Old-Time Map-Making

Old-Time Map-Making

In a company that is celebrating its 35th year in 2025, there does tend to be an accumulation of clutter. Sorting through a pile of old reports recently I came across one with some maps from a 1987 field survey in Saudi Arabia (before NatureBureau was incorporated). I showed them to our graphic designer, Daniela, and told her how they had been prepared in the age before QGIS, ArcInfo, Google Earth, scanners and the rest. She was astonished.

First, the map had to be traced from a hard copy. This involved using Rotring technical pens with different nib sizes to change the line thickness for boundaries, contours and features. They were a real fiddle, always clogging up and needing cleaning while trying to keep the permanent ink away from clothing. Mistakes could only be corrected with Tipp-Ex which in them days had an organic solvent… Lettering and symbols were applied by pressing them down from costly transfer sheets (usually Letraset). Any mistakes were scraped away with a scalpel.

The finished drawing was then photographed using a “process camera” – we once had a small dark room in our office to house it. The image pasted in to a report for printing. The pasting was done with a special mounting spray that allowed the artwork to be moved if needed, and we used it in a booth that sucked the sticky excess into a filter.
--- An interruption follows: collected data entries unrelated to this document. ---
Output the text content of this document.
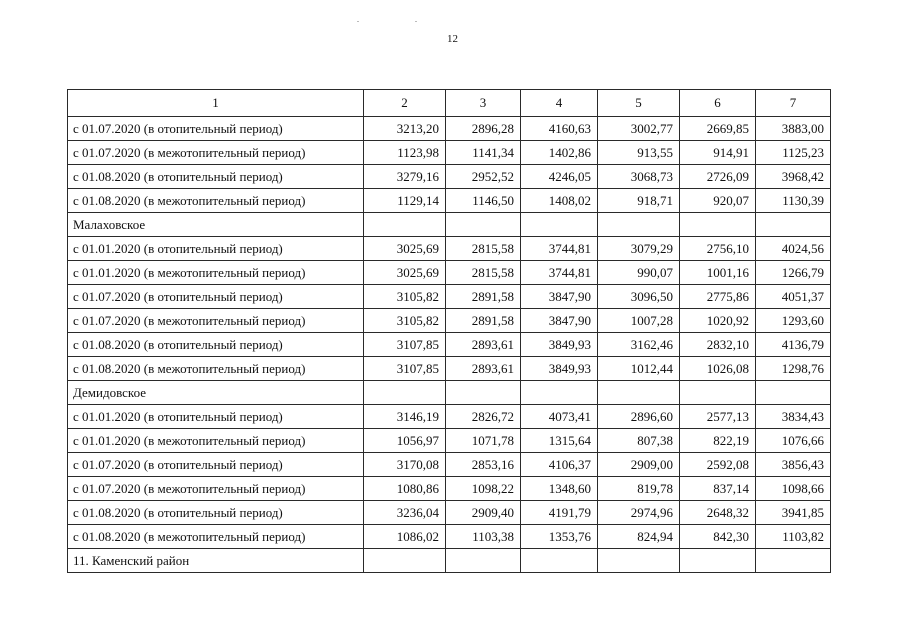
12
1	2	3	4	5	6	7
с 01.07.2020 (в отопительный период)	3213,20	2896,28	4160,63	3002,77	2669,85	3883,00
с 01.07.2020 (в межотопительный период)	1123,98	1141,34	1402,86	913,55	914,91	1125,23
с 01.08.2020 (в отопительный период)	3279,16	2952,52	4246,05	3068,73	2726,09	3968,42
с 01.08.2020 (в межотопительный период)	1129,14	1146,50	1408,02	918,71	920,07	1130,39
Малаховское						
с 01.01.2020 (в отопительный период)	3025,69	2815,58	3744,81	3079,29	2756,10	4024,56
с 01.01.2020 (в межотопительный период)	3025,69	2815,58	3744,81	990,07	1001,16	1266,79
с 01.07.2020 (в отопительный период)	3105,82	2891,58	3847,90	3096,50	2775,86	4051,37
с 01.07.2020 (в межотопительный период)	3105,82	2891,58	3847,90	1007,28	1020,92	1293,60
с 01.08.2020 (в отопительный период)	3107,85	2893,61	3849,93	3162,46	2832,10	4136,79
с 01.08.2020 (в межотопительный период)	3107,85	2893,61	3849,93	1012,44	1026,08	1298,76
Демидовское						
с 01.01.2020 (в отопительный период)	3146,19	2826,72	4073,41	2896,60	2577,13	3834,43
с 01.01.2020 (в межотопительный период)	1056,97	1071,78	1315,64	807,38	822,19	1076,66
с 01.07.2020 (в отопительный период)	3170,08	2853,16	4106,37	2909,00	2592,08	3856,43
с 01.07.2020 (в межотопительный период)	1080,86	1098,22	1348,60	819,78	837,14	1098,66
с 01.08.2020 (в отопительный период)	3236,04	2909,40	4191,79	2974,96	2648,32	3941,85
с 01.08.2020 (в межотопительный период)	1086,02	1103,38	1353,76	824,94	842,30	1103,82
11. Каменский район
All of this could easily take two days for just a simple black-and-white map! If colour was involved, we had to make overlays of the artwork with masks for the two or four colours involved, making the process even more complicated and lengthy.

Nowadays, we can see virtually everywhere in the world with Google Earth, and some areas like the UK are covered by high-resolution aerial photographs as well. Google Maps Streetview often allows us to see and assess properties that we plan to visit for bat surveys. Modern mobile phone navigation receivers using the EU’s Galileo system can locate positions to 3 metre accuracy. We can then use the What3 Words app to precisely locate our 10 x 10 metre habitat survey quadrats. We can use open-source geographic information system programmes such as QGIS to produce multi-layer mapping and 3D terrain modelling in just a few clicks. Indeed, the problem now is not so much making a map, but knowing how to usefully explore and interpret the vast digital resources available! For that, we increasingly see AI come to the fore and wonder where map making will go next, but it will never be as much fun as hand-crafting a map old time style.